New DOJ Policy Addresses Duplicative Corporate Penalties

By Sarah Q. Wirskye - On

On May 9, 2018, the United States Department of Justice (DOJ) announced a new policy discouraging duplicative corporate penalties. This policy was incorporated in the United States Attorneys Manual Section 1-12.100 and is titled “Coordination of Corporate Resolution Penalties in Parallel and/or Joint Investigations and Proceedings Arising from the Same Misconduct.” It contains the following four principles.

  1. In parallel or joint corporate investigations and proceedings involving multiple DOJ components or other federal, state, or local enforcement authorities, DOJ attorneys should not use criminal enforcement authority to unfairly extract additional monetary payments.
  2. DOJ attorneys should coordinate with one another to avoid the unnecessary imposition of duplicative fines, penalties, or forfeiture against the company.
  3. The DOJ should also coordinate with and consider the amount of fines, penalties, or forfeiture paid to other enforcement authorities that are seeking to resolve a case with a company for the same misconduct.
  4. Finally, the DOJ should consider all relevant factors in determining whether coordination and apportionment between DOJ components and with other enforcement authorities allows the interests of justice to be fully vindicated.  Relevant factors may include, the egregiousness of a company’s misconduct; statutory mandates regarding penalties, fines, or forfeitures; the risk of unwarranted delay in achieving a final resolution; and the adequacy and timeliness of a company’s disclosures and its cooperation with the DOJ, separate from any such with other enforcement authorities.

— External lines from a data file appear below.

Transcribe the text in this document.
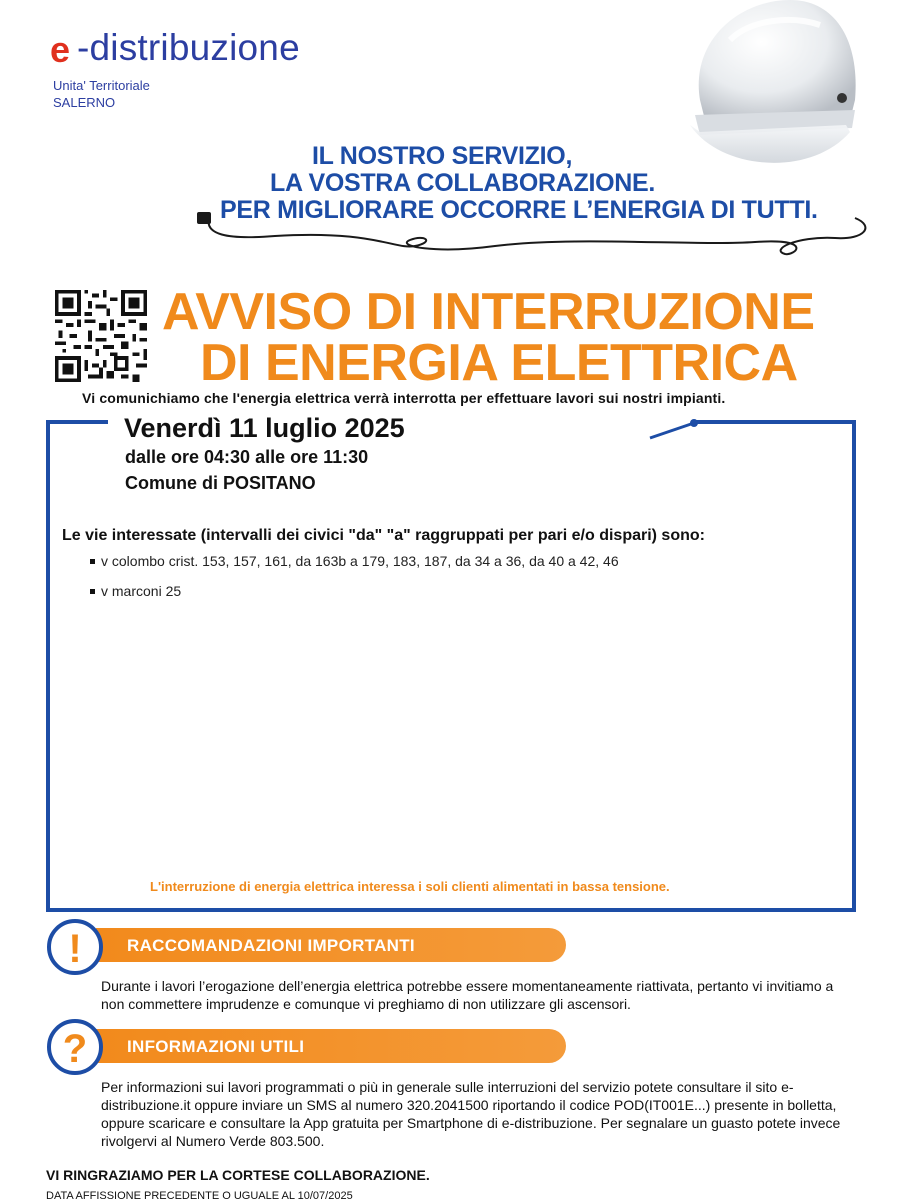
e -distribuzione
Unita' Territoriale
SALERNO
IL NOSTRO SERVIZIO,
LA VOSTRA COLLABORAZIONE.
PER MIGLIORARE OCCORRE L’ENERGIA DI TUTTI.
AVVISO DI INTERRUZIONE
DI ENERGIA ELETTRICA
Vi comunichiamo che l'energia elettrica verrà interrotta per effettuare lavori sui nostri impianti.
Venerdì 11 luglio 2025
dalle ore 04:30 alle ore 11:30
Comune di POSITANO
Le vie interessate (intervalli dei civici "da" "a" raggruppati per pari e/o dispari) sono:
v colombo crist. 153, 157, 161, da 163b a 179, 183, 187, da 34 a 36, da 40 a 42, 46
v marconi 25
L'interruzione di energia elettrica interessa i soli clienti alimentati in bassa tensione.
RACCOMANDAZIONI IMPORTANTI
!
Durante i lavori l’erogazione dell’energia elettrica potrebbe essere momentaneamente riattivata, pertanto vi invitiamo a non commettere imprudenze e comunque vi preghiamo di non utilizzare gli ascensori.
INFORMAZIONI UTILI
?
Per informazioni sui lavori programmati o più in generale sulle interruzioni del servizio potete consultare il sito e-distribuzione.it oppure inviare un SMS al numero 320.2041500 riportando il codice POD(IT001E...) presente in bolletta, oppure scaricare e consultare la App gratuita per Smartphone di e-distribuzione. Per segnalare un guasto potete invece rivolgervi al Numero Verde 803.500.
VI RINGRAZIAMO PER LA CORTESE COLLABORAZIONE.
DATA AFFISSIONE PRECEDENTE O UGUALE AL 10/07/2025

Therefore, this policy does not prevent DOJ attorneys from considering additional remedies in appropriate circumstances, such as where those remedies are designed to recover the government’s money or to provide restitution to victims. [1]

While this policy could be beneficial to corporations, it is important to note that it is nonbinding.  Moreover, the fourth prong allows DOJ to consider additional remedies in certain circumstances.  Finally, its application will depend, in part, on how and if foreign and other domestic regulators are willing to work with DOJ in the application of the policy.  Nevertheless, the policy is a step in the right direction with the increased use of parallel proceedings in recent years.

[1] USAM Title 1. 1-12.100, Coordination of Corporate Resolution Penalties in Parallel and/or Joint Investigations and Proceedings Arising from the Same Misconduct.